Но теперь, когда репортер сбросил груз с души, гончая внутри Бреннана способна унюхать и из соседнего квартала, способна разглядеть и через стекло витрины – по затрудненности в скользящей походке Берко, по нескольким лишним килограммам сутулости в плечах Ландсмана. Может, вся процедура извинений городилась для того, чтобы выудить ответ на простой вопрос, заданный на родном языке:
– Кто умер-то?
– Аид, попавший в трудное положение, – отвечает ему Берко. – Никаких сенсаций.
9
Они бросают Бреннана у входа в «Первую полосу» – галстук шлепает журналиста по лбу, словно полная раскаяния ладонь, доходят до угла Сьюард-стрит и дальше по Переца[23], потом поворачивают у театра «Палац» с подветренной стороны Замкового холма и упираются в черную дверь на черном мраморном фасаде, с большим панорамным окном, выкрашенным черной краской.

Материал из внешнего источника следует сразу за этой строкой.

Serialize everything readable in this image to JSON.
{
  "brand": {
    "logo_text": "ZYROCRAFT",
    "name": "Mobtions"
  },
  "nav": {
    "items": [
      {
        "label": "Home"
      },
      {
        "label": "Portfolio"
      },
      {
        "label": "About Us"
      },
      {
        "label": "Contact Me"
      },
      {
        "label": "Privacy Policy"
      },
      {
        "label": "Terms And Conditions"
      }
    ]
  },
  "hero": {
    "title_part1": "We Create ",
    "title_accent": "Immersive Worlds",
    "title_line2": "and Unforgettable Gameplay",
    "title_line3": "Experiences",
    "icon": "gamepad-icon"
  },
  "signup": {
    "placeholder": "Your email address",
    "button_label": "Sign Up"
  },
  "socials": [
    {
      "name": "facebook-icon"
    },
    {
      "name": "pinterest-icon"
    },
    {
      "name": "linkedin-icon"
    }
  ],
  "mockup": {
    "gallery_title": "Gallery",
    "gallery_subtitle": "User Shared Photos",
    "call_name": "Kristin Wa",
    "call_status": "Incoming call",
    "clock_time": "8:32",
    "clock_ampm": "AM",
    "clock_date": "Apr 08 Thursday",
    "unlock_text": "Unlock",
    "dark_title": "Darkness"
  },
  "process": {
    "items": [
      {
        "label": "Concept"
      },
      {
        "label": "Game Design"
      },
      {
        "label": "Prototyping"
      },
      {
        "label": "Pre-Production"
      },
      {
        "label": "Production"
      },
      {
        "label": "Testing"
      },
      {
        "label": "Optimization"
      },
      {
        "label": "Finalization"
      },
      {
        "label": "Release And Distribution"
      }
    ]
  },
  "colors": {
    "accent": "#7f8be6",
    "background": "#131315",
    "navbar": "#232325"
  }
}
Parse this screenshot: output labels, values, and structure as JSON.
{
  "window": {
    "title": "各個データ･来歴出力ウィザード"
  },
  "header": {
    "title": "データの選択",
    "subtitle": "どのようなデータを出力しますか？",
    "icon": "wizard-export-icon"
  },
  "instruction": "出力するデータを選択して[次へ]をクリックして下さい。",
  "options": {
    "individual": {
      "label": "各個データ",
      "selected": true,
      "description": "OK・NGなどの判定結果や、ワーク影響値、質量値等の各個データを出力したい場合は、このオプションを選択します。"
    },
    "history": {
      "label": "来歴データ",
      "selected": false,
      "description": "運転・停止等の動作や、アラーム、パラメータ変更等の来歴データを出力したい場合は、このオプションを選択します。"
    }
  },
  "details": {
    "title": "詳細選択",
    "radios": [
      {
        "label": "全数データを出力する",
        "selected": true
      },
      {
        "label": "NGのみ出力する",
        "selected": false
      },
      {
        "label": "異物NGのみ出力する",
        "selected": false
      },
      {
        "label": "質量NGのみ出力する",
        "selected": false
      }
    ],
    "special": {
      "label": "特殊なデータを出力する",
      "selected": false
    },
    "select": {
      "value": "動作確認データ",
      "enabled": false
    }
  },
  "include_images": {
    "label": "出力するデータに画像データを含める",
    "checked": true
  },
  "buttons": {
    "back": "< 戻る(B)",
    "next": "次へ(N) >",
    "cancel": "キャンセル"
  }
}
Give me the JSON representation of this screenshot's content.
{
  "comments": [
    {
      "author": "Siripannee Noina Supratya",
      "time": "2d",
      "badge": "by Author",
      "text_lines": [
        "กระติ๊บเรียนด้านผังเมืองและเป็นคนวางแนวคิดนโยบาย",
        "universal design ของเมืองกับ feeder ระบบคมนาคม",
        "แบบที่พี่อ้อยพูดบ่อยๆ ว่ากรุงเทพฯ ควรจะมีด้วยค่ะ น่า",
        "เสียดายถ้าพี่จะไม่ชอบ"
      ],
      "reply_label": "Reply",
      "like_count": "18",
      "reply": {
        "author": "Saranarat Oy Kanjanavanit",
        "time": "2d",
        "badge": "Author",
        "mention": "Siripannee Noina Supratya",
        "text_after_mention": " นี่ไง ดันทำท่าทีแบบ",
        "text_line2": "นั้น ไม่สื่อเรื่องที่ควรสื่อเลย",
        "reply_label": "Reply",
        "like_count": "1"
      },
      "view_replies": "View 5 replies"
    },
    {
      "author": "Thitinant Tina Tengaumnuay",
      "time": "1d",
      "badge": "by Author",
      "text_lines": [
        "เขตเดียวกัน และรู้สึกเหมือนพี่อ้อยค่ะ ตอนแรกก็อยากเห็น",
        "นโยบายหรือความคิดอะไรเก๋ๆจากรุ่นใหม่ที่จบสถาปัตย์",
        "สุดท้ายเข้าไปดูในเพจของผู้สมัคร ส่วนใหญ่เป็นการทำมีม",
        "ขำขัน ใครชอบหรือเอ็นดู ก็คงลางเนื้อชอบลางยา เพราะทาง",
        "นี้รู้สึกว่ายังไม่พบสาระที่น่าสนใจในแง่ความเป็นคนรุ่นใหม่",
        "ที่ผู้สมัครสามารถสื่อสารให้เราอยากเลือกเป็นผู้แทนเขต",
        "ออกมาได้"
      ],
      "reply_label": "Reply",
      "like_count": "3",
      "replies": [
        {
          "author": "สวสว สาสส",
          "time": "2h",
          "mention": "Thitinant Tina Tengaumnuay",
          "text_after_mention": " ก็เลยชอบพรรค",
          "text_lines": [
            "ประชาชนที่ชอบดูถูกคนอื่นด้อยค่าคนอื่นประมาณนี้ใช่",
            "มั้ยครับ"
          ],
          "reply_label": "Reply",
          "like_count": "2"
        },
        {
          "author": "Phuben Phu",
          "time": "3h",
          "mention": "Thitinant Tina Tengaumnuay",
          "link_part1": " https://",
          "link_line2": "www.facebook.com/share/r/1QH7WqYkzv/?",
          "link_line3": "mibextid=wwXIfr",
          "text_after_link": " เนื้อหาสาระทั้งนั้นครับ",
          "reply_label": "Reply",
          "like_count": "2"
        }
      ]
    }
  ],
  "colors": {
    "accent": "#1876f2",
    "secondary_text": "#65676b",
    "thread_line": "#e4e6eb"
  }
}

– Ты шутишь, – говорит Берко.
– За пятнадцать лет я не видел в «Ворште» ни одного шамеса.
– Сейчас девять тридцать утра и пятница, Мейер. Тут никого, кроме крыс.
– Неправда, – говорит Ландсман. Он ведет Берко к черному ходу и стучит костяшками пальцев два раза. – Я всегда воображал, что если бы мне когда-нибудь понадобилось замышлять злодеяния, то замышлял бы я их именно здесь.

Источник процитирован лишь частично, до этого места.